Teenagers taking time out of their summer to give back to those in need
BATON ROUGE - Fourteen and fifteen-year-olds from First United Methodist Church worked in the hot sun Sunday afternoon, caulking and painting a home along North Acadian Thruway.
"Just trying to help the community with one good deed at at time," 14-year-old Nicholas Zeringue said. "It's just trying to be selfless in a selfish world. It teaches us good life lessons, morals."
The teenagers are part of the church's 225 Revive program, which involves hundreds of youngsters repairing dozens of homes for people who cannot afford to pay.
"We're all friends here. It's fun and we're putting in some work here," 15-year-old Max Mahaffey said. "Makes me feel great to help others out."

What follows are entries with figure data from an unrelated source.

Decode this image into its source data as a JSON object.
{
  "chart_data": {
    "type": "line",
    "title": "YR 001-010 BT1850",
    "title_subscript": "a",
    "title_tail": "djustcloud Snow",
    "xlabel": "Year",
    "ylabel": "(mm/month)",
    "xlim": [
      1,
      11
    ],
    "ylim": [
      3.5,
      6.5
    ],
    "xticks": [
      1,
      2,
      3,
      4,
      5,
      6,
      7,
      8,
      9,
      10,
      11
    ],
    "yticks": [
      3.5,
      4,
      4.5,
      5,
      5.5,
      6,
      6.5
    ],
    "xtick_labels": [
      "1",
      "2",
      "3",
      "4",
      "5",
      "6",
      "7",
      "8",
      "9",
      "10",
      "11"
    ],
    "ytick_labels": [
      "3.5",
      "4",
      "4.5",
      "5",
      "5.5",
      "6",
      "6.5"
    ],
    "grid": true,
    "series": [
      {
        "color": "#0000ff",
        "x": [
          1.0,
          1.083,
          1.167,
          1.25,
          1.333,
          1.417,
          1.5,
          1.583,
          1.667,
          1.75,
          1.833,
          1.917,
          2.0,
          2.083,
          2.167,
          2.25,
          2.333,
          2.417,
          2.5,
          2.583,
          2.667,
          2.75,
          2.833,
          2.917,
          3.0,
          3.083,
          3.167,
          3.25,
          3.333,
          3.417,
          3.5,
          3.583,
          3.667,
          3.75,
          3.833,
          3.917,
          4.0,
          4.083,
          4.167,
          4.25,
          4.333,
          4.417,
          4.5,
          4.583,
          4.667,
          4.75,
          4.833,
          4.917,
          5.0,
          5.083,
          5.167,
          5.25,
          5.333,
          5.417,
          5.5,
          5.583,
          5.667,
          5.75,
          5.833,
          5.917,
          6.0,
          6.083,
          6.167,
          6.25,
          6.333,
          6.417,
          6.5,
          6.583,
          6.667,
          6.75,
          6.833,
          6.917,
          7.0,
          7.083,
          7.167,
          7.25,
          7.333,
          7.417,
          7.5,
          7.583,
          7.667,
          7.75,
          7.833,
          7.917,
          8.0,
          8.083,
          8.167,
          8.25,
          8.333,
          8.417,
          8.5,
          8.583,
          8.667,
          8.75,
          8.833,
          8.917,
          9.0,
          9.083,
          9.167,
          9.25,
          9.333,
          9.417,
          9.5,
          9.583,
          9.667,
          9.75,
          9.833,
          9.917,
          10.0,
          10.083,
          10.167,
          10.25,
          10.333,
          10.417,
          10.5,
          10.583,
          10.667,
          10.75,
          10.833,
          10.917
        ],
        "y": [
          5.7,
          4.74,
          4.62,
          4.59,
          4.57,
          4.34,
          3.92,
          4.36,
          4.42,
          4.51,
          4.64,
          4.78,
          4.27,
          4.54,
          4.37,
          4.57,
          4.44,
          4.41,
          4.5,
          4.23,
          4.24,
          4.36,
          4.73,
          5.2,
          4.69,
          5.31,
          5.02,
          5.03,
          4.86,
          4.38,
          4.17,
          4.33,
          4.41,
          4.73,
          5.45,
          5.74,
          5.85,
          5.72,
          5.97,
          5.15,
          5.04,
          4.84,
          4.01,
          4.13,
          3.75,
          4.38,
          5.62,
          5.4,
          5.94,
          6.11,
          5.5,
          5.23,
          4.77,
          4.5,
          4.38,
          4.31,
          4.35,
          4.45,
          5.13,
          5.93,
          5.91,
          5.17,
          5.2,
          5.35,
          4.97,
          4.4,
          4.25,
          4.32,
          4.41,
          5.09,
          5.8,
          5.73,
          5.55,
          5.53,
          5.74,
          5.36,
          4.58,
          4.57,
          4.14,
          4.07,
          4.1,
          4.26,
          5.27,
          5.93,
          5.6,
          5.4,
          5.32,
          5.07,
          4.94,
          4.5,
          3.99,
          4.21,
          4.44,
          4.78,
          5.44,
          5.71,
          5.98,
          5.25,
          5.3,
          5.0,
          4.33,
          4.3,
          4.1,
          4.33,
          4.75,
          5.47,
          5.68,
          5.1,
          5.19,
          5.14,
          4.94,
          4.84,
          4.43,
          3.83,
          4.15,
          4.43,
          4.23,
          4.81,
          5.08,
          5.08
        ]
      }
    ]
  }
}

Homeowner Gladys Herman, who the teenagers do not even know, was delighted for the help.
"I was elated, I was very happy," Herman said.
Herman says the teenagers are a God-send. She said she doesn't know what would have happened if they didn't show up.
"We don't know. We wouldn't be able to get it fixed, because we have no money," Herman said.
The teens are making repairs that would cost Herman and her husband hundreds of dollars, possibly more, with all the materials needed.
"It's more about the work we get to do. It's the relationships with the people that we get to work with and alongside. It's better for our lives and for Baton Rouge," youth minister Kale Wetekamm said.
Once the youngsters finish repairs on this house, it will mark the 12th home they have fixed this summer.